About the contributions investments make, the report said, "India's investments in agriculture and telecommunications may also have more of a direct economic impact on the lives of ordinary Africans, 70 percent of whom are engaged in some form of agriculture, and at least 30 percent of whom have access to a mobile phone."
Indian telecommunications company, Bharti Airtel, is a major player in the area, having acquired the African operations of Zain Telecommunications for an estimated US$10.7 billion in 2010. The company says it has 70 million subscribers in 17 African countries.
Looking to the future, a report by the World Trade Organisation and Confederation of Indian Industry said India-Africa trade is projected to reach US$ 90 billion by 2015.

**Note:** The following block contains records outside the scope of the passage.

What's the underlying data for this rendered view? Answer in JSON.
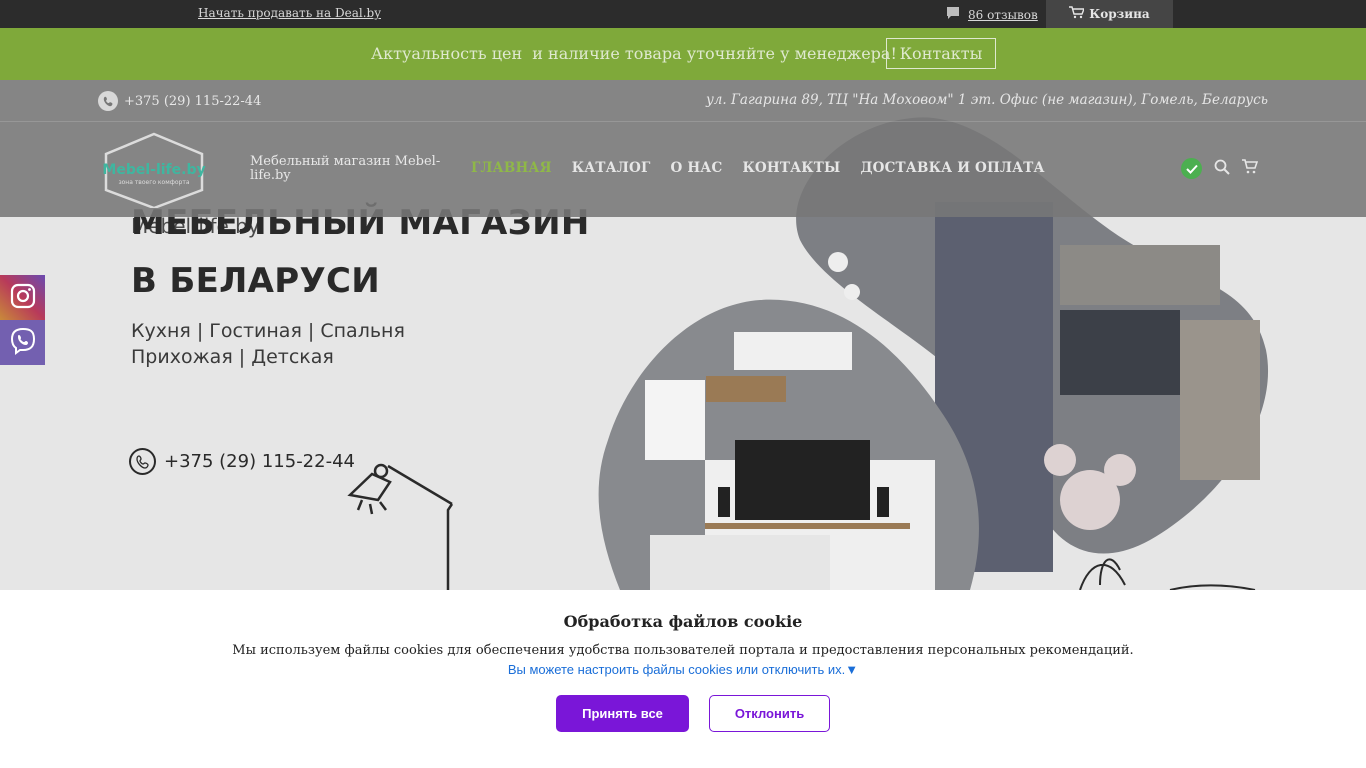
{
  "topbar": {
    "sell_link": "Начать продавать на Deal.by",
    "reviews": "86 отзывов",
    "cart": "Корзина"
  },
  "notice": {
    "text": "Актуальность цен  и наличие товара уточняйте у менеджера!",
    "button": "Контакты"
  },
  "contact": {
    "phone": "+375 (29) 115-22-44",
    "address": "ул. Гагарина 89, ТЦ \"На Моховом\" 1 эт. Офис (не магазин), Гомель, Беларусь"
  },
  "header": {
    "logo_text": "Mebel-life.by",
    "logo_slogan": "зона твоего комфорта",
    "tagline": "Мебельный магазин Mebel-life.by",
    "menu": [
      "ГЛАВНАЯ",
      "КАТАЛОГ",
      "О НАС",
      "КОНТАКТЫ",
      "ДОСТАВКА И ОПЛАТА"
    ]
  },
  "hero": {
    "brand": "Mebel-life.by",
    "title_line1": "МЕБЕЛЬНЫЙ МАГАЗИН",
    "title_line2": "В БЕЛАРУСИ",
    "cats_line1": "Кухня | Гостиная | Спальня",
    "cats_line2": "Прихожая | Детская",
    "phone": "+375 (29) 115-22-44"
  },
  "cookie": {
    "heading": "Обработка файлов cookie",
    "text": "Мы используем файлы cookies для обеспечения удобства пользователей портала и предоставления персональных рекомендаций.",
    "link": "Вы можете настроить файлы cookies или отключить их.▼",
    "accept": "Принять все",
    "reject": "Отклонить"
  },
  "colors": {
    "accent_green": "#7fa93a",
    "cookie_purple": "#7a16d8",
    "check_green": "#4caf50"
  },
  "icons": [
    "chat-icon",
    "cart-icon",
    "phone-icon",
    "check-icon",
    "search-icon",
    "instagram-icon",
    "viber-icon"
  ]
}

The report said, "Information, communication and technology (ICT) has been a significant feature of India and Africa's trade and capacity building initiatives" with many Indian IT companies, including NIIT Wipro and HCL, having entered Africa's IT sector.
It highlighted the work of India's Pan-African e-Network Project which offers tele-education and telemedicine solutions to over 47 African countries. The report said that under the project, India plans to connectivity between heads of state in addition to supporting e-governance, e-commerce, infotainment, resource mapping, meteorological and other services.